I recommend looking at Intel (520 and 330 series), Corsair (not sure about their current lineup, but they do make good drives), Samsung (840/830) and Kingston (HyperX I think).
As for size, only you know your needs, but I would recommend either a 120 Gig or a 240 Gig drive. The drives smaller than 120 GB are usually not much cheaper, so price/size is quite a bit worse on those. And as long as you don't need massive storage, something larger than 240 rarely makes sense since it's quite expensive.
Of course you can still use your old drive for data. I'm assuming you're using Windows? What you need to do is:
- Install your SSD, leave your old HDD untouched
- Boot from install medium and install new OS on SSD (make sure you don't accidentally overwrite your HDD!).
- Configure BIOS to boot from SSD (there's usually an option called something like "Boot Drive Order" or something similar. Put your new SSD in first place on that list).
- Boot into Windows, and you should have two drives. The operating system drive (C: ) should be your new SSD, and the next drive (D: should be your old disk.
- Clean up your old disk (the old OS is still installed on that, as are all your old programs and such). Ideally, you'll probably want to temporarily transfer your data to a third drive (or if there's enough room, to the SSD), format the old HDD and copy the data back.

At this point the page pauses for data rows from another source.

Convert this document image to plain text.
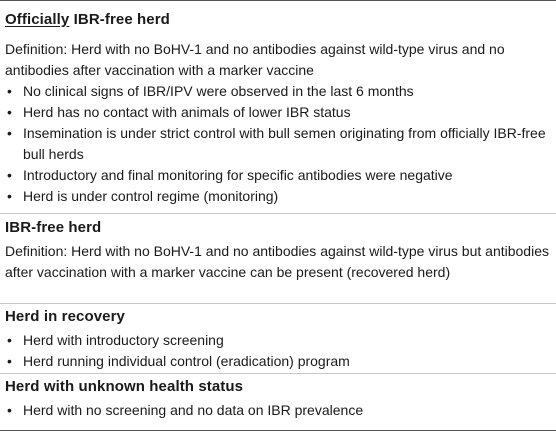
Officially IBR-free herd

Definition: Herd with no BoHV-1 and no antibodies against wild-type virus and no antibodies after vaccination with a marker vaccine

• No clinical signs of IBR/IPV were observed in the last 6 months
• Herd has no contact with animals of lower IBR status
• Insemination is under strict control with bull semen originating from officially IBR-free bull herds
• Introductory and final monitoring for specific antibodies were negative
• Herd is under control regime (monitoring)

IBR-free herd

Definition: Herd with no BoHV-1 and no antibodies against wild-type virus but antibodies after vaccination with a marker vaccine can be present (recovered herd)

Herd in recovery

• Herd with introductory screening
• Herd running individual control (eradication) program

Herd with unknown health status

• Herd with no screening and no data on IBR prevalence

- This assumes: That you are using only two drives (your current HDD and your new SSD) and that you'll have all the proper rights to access the data on your old HDD.
Regarding the
access rights: I haven't used Windows in a long time, so something might have changed in that regard. It might be possible that the OS you've installed on the new SSD won't get access to the data on the old HDD because it does not have the proper rights. But somebody else will have to clarify that, I'm not enough up to speed anymore.
But the rest of my points should work as intended I think (it doesn't contain every single detail of course, but the most important points).